In the liturgical reforms which emanate from the Council, the restored emphasis is on both action and word and the full participation of the whole People of God in the worthy offering of the Mass.
The Ordinariate liturgy stands within the liturgical and theological context of the Ordinary Form of the Roman Rite. In its celebration therefore, the active participation of all the people is to be clearly seen. From the theological emphasis of the English Reformation comes its insistence on the proclamation and preaching of the Word of God in scripture.
Fr Herbert McCabe, writing in 1964, said, “The actual Scriptures ceased to be thought of as a nourishment for Catholics, and they substituted books of Christian doctrine.
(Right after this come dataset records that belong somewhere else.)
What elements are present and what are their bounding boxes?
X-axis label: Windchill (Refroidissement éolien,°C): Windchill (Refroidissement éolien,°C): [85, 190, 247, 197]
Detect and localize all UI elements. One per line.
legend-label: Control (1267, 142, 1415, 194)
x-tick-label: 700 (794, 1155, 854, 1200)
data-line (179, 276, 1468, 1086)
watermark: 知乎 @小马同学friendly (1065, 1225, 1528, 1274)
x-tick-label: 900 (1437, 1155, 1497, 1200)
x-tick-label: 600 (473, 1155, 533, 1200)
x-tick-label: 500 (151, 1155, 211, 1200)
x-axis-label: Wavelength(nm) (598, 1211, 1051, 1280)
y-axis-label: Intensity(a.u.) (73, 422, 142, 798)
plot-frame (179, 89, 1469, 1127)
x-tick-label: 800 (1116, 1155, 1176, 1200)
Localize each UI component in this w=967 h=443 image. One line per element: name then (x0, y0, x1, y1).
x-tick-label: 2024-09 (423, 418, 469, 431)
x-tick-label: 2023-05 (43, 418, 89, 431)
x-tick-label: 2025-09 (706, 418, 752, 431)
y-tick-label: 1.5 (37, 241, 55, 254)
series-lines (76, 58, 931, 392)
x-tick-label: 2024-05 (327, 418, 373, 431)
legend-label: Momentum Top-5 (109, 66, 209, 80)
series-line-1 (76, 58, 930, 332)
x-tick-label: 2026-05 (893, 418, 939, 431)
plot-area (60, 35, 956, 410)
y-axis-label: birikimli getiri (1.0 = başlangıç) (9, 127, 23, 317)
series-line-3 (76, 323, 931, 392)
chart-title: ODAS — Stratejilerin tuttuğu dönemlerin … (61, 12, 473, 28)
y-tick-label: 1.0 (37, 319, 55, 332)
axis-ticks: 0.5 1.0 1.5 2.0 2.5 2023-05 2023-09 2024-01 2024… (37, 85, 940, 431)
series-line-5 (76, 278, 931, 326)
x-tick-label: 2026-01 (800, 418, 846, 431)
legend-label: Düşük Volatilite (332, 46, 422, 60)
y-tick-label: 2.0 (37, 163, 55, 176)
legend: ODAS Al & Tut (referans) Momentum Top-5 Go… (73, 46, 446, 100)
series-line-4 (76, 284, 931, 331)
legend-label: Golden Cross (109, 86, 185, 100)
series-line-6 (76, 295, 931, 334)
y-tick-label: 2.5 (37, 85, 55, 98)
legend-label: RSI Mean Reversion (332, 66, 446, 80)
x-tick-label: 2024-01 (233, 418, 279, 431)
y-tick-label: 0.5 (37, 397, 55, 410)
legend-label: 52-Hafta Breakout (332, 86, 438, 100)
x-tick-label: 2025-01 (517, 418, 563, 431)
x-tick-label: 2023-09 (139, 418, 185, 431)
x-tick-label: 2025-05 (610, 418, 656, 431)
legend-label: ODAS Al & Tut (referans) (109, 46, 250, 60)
It did not seem to them scandalous or even particularly surprising that the Epistle and Gospel at Mass should be read in an inaudible manner in a foreign language by someone standing with his back to them – it is all right because soon he will turn round and tell us quite audibly about the catechism and the second collection. ” (The New Creation – Herbert McCabe OP p.14)
The ‘proclamation’ of the Ordinariate liturgy in a careful, articulate, thoughtful and coherent manner is all the more important because it uses Tudor English, with words and grammar which are not immediately obvious to our generation. Speaking too quickly, mumbling, emphasis on the wrong words all detract from the one of the fundamental principles of the liturgical patrimony of Anglicanism, clearly included and incorporated in Divine Worship.
It will not be easy, that is clear. We live in an age when the English language, because of its wide use across the world, is subject to uncontrolled change. Unlike the French, we have no Académie to direct the evolution of the language. To suggest that some new words, phrases and grammatical constructions have debased and spoiled the language are greeted with hoots of laughter and cries of ‘elitism’. The truth is worse still: that many of these words and phrases are designed to hide the real meaning or to cover up the fact that the speaker does not know what he is talking about!
Divine Worship is not perfect. It includes ‘sublime’ Cranmer (the Collect for Advent Sunday), ‘heavy’ Cranmer (the Confession at Mass) and sometimes the sort of latinate translations so wickedly parodied by Fr Harry Williams CR in his autobiography. But nonetheless, when it is used it deserves to be ‘proclaimed’, as far as the words of the liturgy are concerned, with clarity, simplicity and even a certain elegance; but always with the intention that it shall be ‘Pastoral Liturgy” – that the people may be enabled to worship worthily and to grow in the faith.